The Arab Fund for Arts and Culture
The Arab Fund for Arts and Culture - AFAC was established in 2007 by cultural lobbyists as an independent initiative that funds individuals and organizations in the fields of cinema, performing arts, literature, music and visual arts while facilitating cultural exchange, research and cooperation across the Arab world and globally. Since its inception it has become internationally and regionally recognized, working with a range of reputable institutional partners, and has issued around 900 grants to date with about 150 new grants per year. AFAC is registered in Switzerland with headquarters in Beirut, Lebanon.

AECP
The Arab European Creative Platform (AECP) is a pilot multi-disciplinary special program of events, showcases, conferences and workshops that aims to address alarming realities in Europe, namely the growing ranks of displaced creative talents, and the rise of xenophobic and reactionary movements. The three-year program aspires to explore innovative and constructive actions, commissions and productions, because we are confident that establishing a platform that probes and explores imagination and expression, engages the creative and artistic communities from both Europe and the Arab world, holds keys to allaying fearful minds and hearts and shifting perceptions.

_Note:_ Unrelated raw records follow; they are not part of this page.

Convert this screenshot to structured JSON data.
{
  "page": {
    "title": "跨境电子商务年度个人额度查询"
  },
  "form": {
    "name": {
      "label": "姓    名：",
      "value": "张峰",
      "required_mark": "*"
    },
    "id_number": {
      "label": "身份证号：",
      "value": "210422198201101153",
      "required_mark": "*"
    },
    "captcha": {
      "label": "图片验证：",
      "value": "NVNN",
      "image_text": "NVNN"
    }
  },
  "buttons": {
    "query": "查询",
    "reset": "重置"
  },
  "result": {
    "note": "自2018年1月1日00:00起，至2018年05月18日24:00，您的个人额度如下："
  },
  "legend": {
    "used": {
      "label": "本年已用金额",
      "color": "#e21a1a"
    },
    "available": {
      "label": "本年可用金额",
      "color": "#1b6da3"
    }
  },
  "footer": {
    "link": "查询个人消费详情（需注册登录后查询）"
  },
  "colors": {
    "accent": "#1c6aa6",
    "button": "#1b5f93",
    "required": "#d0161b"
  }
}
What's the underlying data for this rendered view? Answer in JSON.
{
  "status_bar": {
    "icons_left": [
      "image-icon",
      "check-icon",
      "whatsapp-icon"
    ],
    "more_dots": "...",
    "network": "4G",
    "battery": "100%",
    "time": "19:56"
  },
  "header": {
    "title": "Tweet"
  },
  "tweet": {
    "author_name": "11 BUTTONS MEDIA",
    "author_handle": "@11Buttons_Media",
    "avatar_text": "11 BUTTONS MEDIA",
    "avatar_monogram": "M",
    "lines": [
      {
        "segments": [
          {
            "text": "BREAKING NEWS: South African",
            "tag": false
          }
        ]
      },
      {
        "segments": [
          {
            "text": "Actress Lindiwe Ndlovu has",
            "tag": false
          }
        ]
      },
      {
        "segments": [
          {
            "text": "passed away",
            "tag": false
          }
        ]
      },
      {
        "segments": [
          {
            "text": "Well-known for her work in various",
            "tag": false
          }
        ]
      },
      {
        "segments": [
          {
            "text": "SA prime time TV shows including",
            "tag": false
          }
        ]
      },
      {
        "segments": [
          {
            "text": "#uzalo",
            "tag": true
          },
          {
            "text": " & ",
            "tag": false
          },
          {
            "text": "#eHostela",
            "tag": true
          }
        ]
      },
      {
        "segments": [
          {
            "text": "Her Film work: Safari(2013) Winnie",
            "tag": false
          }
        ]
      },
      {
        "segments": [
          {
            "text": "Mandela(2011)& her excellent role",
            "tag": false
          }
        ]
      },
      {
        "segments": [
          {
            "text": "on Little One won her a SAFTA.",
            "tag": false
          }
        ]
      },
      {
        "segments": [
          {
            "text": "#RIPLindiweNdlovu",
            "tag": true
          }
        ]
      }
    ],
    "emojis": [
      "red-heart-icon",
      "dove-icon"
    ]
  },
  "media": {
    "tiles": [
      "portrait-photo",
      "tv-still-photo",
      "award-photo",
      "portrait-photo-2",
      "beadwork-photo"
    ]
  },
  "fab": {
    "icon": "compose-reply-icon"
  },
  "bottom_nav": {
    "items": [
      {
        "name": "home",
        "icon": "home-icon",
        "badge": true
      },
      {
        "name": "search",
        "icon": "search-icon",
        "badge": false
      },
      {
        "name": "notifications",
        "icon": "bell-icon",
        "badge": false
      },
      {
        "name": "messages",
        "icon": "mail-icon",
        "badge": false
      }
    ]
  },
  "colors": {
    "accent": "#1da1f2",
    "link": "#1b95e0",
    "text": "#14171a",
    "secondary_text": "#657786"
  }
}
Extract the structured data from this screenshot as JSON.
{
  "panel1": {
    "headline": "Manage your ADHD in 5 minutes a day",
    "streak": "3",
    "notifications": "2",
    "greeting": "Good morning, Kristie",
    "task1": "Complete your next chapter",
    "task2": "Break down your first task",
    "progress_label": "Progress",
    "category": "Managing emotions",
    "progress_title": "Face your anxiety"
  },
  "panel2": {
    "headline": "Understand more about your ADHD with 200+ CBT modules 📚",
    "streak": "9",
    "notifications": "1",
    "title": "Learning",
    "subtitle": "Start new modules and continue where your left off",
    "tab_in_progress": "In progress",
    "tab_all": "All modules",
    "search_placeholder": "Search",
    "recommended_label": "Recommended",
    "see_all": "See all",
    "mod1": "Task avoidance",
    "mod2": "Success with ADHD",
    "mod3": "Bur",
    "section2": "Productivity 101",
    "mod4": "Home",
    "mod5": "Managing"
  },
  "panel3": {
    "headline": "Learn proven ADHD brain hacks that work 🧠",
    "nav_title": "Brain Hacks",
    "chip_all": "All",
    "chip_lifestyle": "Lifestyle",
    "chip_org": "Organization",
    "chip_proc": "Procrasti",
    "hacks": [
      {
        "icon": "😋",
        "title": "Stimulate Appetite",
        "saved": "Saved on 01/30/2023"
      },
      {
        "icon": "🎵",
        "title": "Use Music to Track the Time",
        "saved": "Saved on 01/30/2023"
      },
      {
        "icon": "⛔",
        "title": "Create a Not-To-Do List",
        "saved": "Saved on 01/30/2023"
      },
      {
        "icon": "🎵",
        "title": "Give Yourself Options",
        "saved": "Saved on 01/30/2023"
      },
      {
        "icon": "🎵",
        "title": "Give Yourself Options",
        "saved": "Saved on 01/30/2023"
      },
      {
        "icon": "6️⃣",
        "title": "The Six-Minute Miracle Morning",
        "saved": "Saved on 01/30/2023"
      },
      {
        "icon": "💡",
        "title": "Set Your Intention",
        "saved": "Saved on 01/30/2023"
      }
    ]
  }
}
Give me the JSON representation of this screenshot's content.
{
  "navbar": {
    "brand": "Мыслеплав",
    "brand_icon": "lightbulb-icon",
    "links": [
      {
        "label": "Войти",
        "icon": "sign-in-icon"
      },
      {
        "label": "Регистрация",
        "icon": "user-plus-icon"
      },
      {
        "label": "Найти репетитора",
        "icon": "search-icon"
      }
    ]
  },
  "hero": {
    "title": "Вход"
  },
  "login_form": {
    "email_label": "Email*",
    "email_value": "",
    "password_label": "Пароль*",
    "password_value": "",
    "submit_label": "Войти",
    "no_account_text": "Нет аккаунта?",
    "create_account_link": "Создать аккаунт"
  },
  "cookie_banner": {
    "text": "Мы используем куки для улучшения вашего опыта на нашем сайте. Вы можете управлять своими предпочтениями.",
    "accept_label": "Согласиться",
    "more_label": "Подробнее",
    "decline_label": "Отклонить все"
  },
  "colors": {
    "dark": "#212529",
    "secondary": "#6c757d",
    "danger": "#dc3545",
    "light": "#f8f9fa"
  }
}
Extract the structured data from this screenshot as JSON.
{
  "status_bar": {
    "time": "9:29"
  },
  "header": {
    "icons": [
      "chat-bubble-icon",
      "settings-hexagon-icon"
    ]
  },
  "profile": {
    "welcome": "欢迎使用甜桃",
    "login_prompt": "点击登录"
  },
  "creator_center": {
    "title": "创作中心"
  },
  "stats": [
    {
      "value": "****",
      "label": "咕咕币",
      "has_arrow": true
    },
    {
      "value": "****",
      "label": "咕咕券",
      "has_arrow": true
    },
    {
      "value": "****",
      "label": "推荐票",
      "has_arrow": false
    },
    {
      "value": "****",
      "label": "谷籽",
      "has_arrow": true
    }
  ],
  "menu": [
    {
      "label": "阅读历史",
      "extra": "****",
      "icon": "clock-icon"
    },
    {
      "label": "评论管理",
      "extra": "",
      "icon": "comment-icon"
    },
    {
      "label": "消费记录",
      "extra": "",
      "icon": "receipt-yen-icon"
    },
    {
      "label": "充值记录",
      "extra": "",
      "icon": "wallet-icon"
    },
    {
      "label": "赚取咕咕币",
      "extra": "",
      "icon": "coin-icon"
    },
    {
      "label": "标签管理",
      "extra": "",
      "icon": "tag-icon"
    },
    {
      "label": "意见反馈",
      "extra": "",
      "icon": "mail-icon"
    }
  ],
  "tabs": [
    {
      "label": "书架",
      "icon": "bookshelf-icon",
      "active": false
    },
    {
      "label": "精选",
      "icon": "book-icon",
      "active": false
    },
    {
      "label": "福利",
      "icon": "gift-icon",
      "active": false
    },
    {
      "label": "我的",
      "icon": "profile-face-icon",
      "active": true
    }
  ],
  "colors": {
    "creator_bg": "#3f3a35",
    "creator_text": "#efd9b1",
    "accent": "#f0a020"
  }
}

The idea is to not only to challenge terms of discourse and perceptions by providing a platform to Arab intellectuals and artists in Europe, but also to enable genuine contact and creative collaborations between Arab and European artists. Moreover, building on the success of AFAC’s public showcases, and responding to the difficulties Arab artists face with the circulation, visibility and dissemination of their work, the AECP is grounded in structured partnership with European institutions and funders to co-produce and co-present each event in the proposed program.

ALFILM Festival
ALFILM – Arab Film Festival Berlin is the largest festival in Germany offering a platform to the diverse film cultures in the Arab world. The festival focuses on thematically and artistically outstanding films. ALFILM thus offers fresh and unfamiliar perspectives on the Arab world and the work of its filmmakers. In addition to its multifaceted program, ALFILM offers talks and panels with filmmakers, professionals and experts. Through this creative exchange it creates a cultural bridge between Germany and the Arab world, and marks an important contribution to the diversity of Berlin’s cultural landscape. ALFILM serves as a founding member to Festiwelt e.V., the association of independent Berlin film festivals. As a non-commercial film festival it has been organized annually since 2009 by the non-profit association makan — Center for Arab Film, Arts, and Culture.